VINs Demystified

VINs DemystifiedIf you've registered a new car, sold an old car, or purchased insurance for any kind of vehicle at all, at some point or another, you've had to supply the VIN - that's Vehicle Identification Number. You probably already know that your VIN is a unique 17-character combination of numbers and letters that serves to identify your specific vehicle, but did you know that there's more to it than that? VINs aren't just random letters and numbers - each part of the VIN actually means something.

Where is It?
Before you can decrypt the hidden messages in your VIN, you need to know where to find it. If your car is a fairly recent model, the VIN is most likely on the driver's-side door or post, on a plate near the window on the left side of the dashboard, or on your vehicle's firewall.

For older vehicles, common locations include those three areas as well as the inner wheel arch on the left-hand side of the car, the steering column, a machined pad on the front of the engine, or on the radiator support bracket. Most of the time, your VIN is also printed on the documents that came with your vehicle, or inside the owner's manual.

Decrypting the VIN Code
Once you decrypt your VIN, it will tell you the year and country of your vehicle's manufacture, the make, model and serial number of the vehicle, and which assembly plant it came from. In some cases, even specific equipment specifications (like common trim levels) are also designated. All that information is compiled in a collection of letters (from A to Z, but usually omitting I, O, and Q), and numbers (from 1 to 9 with 0 (zero) coming last), that is divided into four sections:

  1. WMI - 3-character world manufacturer's identification
  2. VDS - 5-character vehicle description section
  3. Accuracy check digit (one character)
  4. VIS - 8-character vehicle identification section

Let's break down each section, in order:

  • WMI - World Manufacturer's Identification: The first character in the WMI signifies the vehicles country of origin. Countries in North America are represented by numbers (United States=1 or 4, Canada=2, Mexico=3), and other countries are usually represented by letters (Japan=J, Germany=W, Italy=Z).

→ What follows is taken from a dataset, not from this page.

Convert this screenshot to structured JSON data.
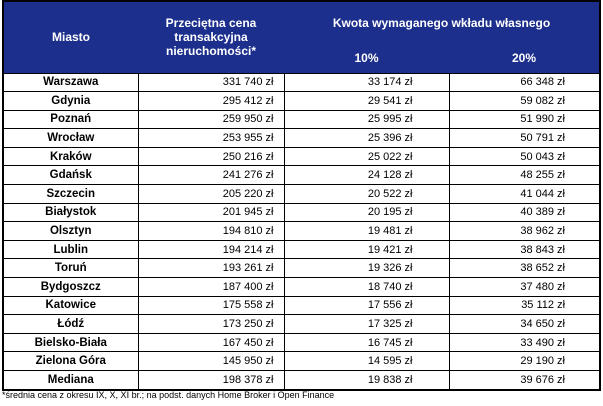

The second character, which may be either a letter or a number, designates the manufacturer. Some of these designations include Buick (4), Cadillac (6), Chrysler (C), Dodge (B), Jaguar (A), Jeep (J) and Saturn (8). The third character denotes either the vehicle type or manufacturing division.
  • VDS - Vehicle Description Section - and Check Digit: The next section of the VIN consists of five characters (the 4th-8th in the entire string) and a check digit. These numbers represent everything from the model and series of the vehicle to more specific information like the body style, braking system, and engine type. The ninth character in the VIN is an accuracy check digit meant to verify the previous numbers, and it's determined by a mathematical calculation that was developed by the Department of Transportation (DOT).
  • VIS - Vehicle IdentificationSection: The final eight characters of the VIN are the VIS, or Vehicle Identification Section, and these give more specific information. Character 10 represents the model year, and may be a number or a letter, i.e. 1998 (W), 2000 (Y), 2007 (7), 2008 (8), while character 11 refers to the specific assembly plant. The final six characters are the actual serial number of your vehicle, and can reveal its order in the assembly line (whether it was first or last constructed), which can be incredibly important data to people who collect cars.

Knowing all this won't save you money on insurance, or make you a better driver, but it will help you to understand why VINs are so important when it comes to verifying ownership, tracking accident statistics across specific makes and models of cars, and even finding stolen cars and trucks or protecting them from theft.